The Piazza Dell’Ufficio is a re-imagining of the former Caroline Chisholm College`s Executive Administration offices. The spaces are to be primarily used by school hierarchy staff, accounts department, student welfare and cater for various size staff and student meetings.
Formally the existing space was a dark rabbit-warren of small disproportional office spaces and a meeting room with very little to no natural light. Highly-inefficient and not susceptible to any form of good or flexible working environment, the mostly blue painted, late 1970`s, broken, cream venetian blind screened block provided little to no humanistic interaction for its users.
Our pedagogical objective was to create a space, which reduced the visual barriers between staff & student interactions. A space where day-to-day Administration practices could occur but as the space also caters for student welfare - students could feel comfortable meeting up with a staff member and have a chat.

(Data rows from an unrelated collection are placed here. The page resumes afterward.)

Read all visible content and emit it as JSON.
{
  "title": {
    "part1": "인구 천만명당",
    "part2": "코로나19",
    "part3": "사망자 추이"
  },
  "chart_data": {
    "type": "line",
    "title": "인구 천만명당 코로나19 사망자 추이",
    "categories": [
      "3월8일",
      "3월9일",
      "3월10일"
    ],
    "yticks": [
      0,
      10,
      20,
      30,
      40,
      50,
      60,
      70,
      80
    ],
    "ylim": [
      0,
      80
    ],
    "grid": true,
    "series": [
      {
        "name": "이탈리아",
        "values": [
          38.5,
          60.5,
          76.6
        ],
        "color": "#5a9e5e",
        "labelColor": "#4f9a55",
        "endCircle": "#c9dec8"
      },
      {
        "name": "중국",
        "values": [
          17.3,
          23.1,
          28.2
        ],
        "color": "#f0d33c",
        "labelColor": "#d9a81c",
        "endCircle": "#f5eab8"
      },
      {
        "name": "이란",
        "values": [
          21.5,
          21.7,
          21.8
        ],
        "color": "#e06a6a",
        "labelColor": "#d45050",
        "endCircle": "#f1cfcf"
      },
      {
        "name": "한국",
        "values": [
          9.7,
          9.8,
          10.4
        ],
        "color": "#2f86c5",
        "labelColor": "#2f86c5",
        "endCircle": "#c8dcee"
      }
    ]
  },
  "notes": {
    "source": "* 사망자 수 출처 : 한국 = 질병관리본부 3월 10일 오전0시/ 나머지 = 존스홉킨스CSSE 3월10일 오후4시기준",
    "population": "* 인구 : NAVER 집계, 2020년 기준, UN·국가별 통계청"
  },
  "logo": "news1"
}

Given this pedagogical objective, we derived the Idea of rationalising the space as a central public Piazza linked by two primary monuments to form the basis of the project. The two primary monuments being - 1. Clock Tower and 2. Public Forum.
The central public plaza is a destination/primary meeting point for student and staff interaction. It also acts as a forum for the school principal and various other hierarchy staff to address staff in numbers.
The working office spaces become the ancillary ‘buildings’ off the primary Piazza. The formal composition of the space creates a diversity of working spaces.
These cater for individual offices, shared office spaces, various meeting areas and hot-desk working environments.
Purposeful visual cohesion is created throughout using a very cost effective partition methodology of Cardboard tubes [$2.50 each], to sculpt the interior spaces. The tubes both individually and in mass are used to create a continuous visual curve & warmth to soften the interior spaces throughout.
Light is an important element of the project. The control of light creates an extension of the internal formal curvature. The careful control of light also creates visual and contextual narrative referencing the subdued light cast underneath the porticos and formal archways used in 18th century classical and neoclassical architecture.
Formally a profiled dropped ceiling extends the curvature of the space in section and creates more intimate spaces at primary ‘meeting’ points - where dome-like Coffers occur in the Clock Tower & Public Forum.
Classically derived archways also create a formal entry into the space from an existing school corridor and also into the three office wings from the primary Piazza.
Formal lines in the floor finish create visual axial links between the primary ‘Clock Tower’ and Public Forum/ Sculpture space. Similarly, lineages in the floor treatment are made between entry, meeting and office spaces.